Gigabit Ethernet AP capable of acting as an L2 ethernet-WiFi Station with agnostic AP

I looked in search for a forum and can't find anything specific to my scenario, so please forgive me if I missed something

To avoid questions about why I want to bridge since some posts (which didn't answer my question) have accused the OP of circumventing a wifi network's security: I have a Starlink wifi router in my overlanding truck which I park in my driveway. I want a WiFi bridge on that side of my house to connect my home router's WAN port to the starlink's wifi.

The goal is to have as little speedloss due to CPU performance related to routing/NAT/ebtables. Is there an 802.11AC or AX 5ghz outdoor AP with gigabit ethernet that uses a chipset capable of L2 bridging?
I currently have a TPlink EAP225-Outdoor with relayd setup, and recently had a CPE510 that did the L2bridging well, but only has a 100Mb port.

Relayd is actually more of a hack than anything else... It works, most of the time, but isn't a great option.

Are you able to connect a device via ethernet to the starlink equipment? If so, I'd actually suggest a different approach entirely... setup a point-to-point radio link. Many of the PTP radio systems use standard wifi hardware, but they 'encapsulate' the data such that it can traverse a wireless link and come out as ethernet on the other side such that relayd is not required.

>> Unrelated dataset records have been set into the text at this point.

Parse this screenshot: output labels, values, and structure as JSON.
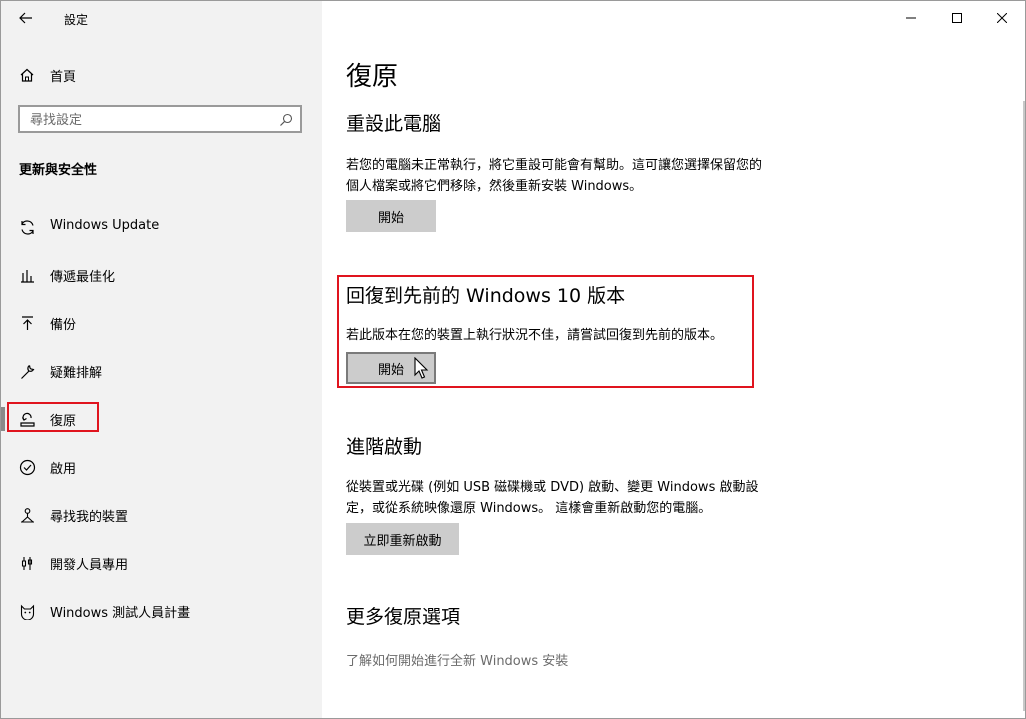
{
  "app": {
    "title": "設定"
  },
  "sidebar": {
    "home_label": "首頁",
    "search_placeholder": "尋找設定",
    "section_heading": "更新與安全性",
    "items": [
      {
        "label": "Windows Update",
        "icon": "sync-icon"
      },
      {
        "label": "傳遞最佳化",
        "icon": "delivery-optimization-icon"
      },
      {
        "label": "備份",
        "icon": "backup-upload-icon"
      },
      {
        "label": "疑難排解",
        "icon": "wrench-icon"
      },
      {
        "label": "復原",
        "icon": "recovery-icon",
        "selected": true
      },
      {
        "label": "啟用",
        "icon": "checkmark-circle-icon"
      },
      {
        "label": "尋找我的裝置",
        "icon": "find-device-icon"
      },
      {
        "label": "開發人員專用",
        "icon": "developer-tools-icon"
      },
      {
        "label": "Windows 測試人員計畫",
        "icon": "insider-cat-icon"
      }
    ]
  },
  "main": {
    "page_title": "復原",
    "reset": {
      "title": "重設此電腦",
      "desc_line1": "若您的電腦未正常執行，將它重設可能會有幫助。這可讓您選擇保留您的",
      "desc_line2": "個人檔案或將它們移除，然後重新安裝 Windows。",
      "button": "開始"
    },
    "rollback": {
      "title": "回復到先前的 Windows 10 版本",
      "desc": "若此版本在您的裝置上執行狀況不佳，請嘗試回復到先前的版本。",
      "button": "開始"
    },
    "advanced": {
      "title": "進階啟動",
      "desc_line1": "從裝置或光碟 (例如 USB 磁碟機或 DVD) 啟動、變更 Windows 啟動設",
      "desc_line2": "定，或從系統映像還原 Windows。 這樣會重新啟動您的電腦。",
      "button": "立即重新啟動"
    },
    "more": {
      "title": "更多復原選項",
      "link": "了解如何開始進行全新 Windows 安裝"
    }
  },
  "colors": {
    "highlight": "#e0141e",
    "sidebar_bg": "#f2f2f2",
    "button_bg": "#cccccc"
  }
}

I'm going to eventually put a router in the truck and replace the starlink wifi only router, so I can use a gre tunnel, but for now I'm just trying to make things functional.

I guess I'm just confused why the TPLink CPE510 (which is a PtP device) just worked out of the box using the stock firmware, yet it seem so hard to get the functionality to work on other hardware. Unless it was really just using ebtables itself.

So I can't speak to exactly how some of them work, but OpenWrt doesn't really have a true PTP mode of operation. The secret sauce to the PTP radios is three fold...

  1. the expectation that they will be used within the same product line -- this means that the pyhsical radio chipsets and underlying firmware are known to support the necessary features.
  2. The expectation that these are PTP radios and not general purpose wifi (although they can often be used as such with alternative firmware, the stock firmware doesn't setup a standard SSID that your end-user devices can connect to, it's a dedicated purpose built PTP bridge firmware)
  3. customized firmware (that may be closed-source) that enables some magic around encapsulation or relayd or whatever they decide to use under the hood such that the radio link is truly transparent.

There are lots of PTP radios with gigabit connectivity (for example, TP-Link and Ubiquiti both have a bunch)... but these probably would need to be used with their stock firmware for best performance.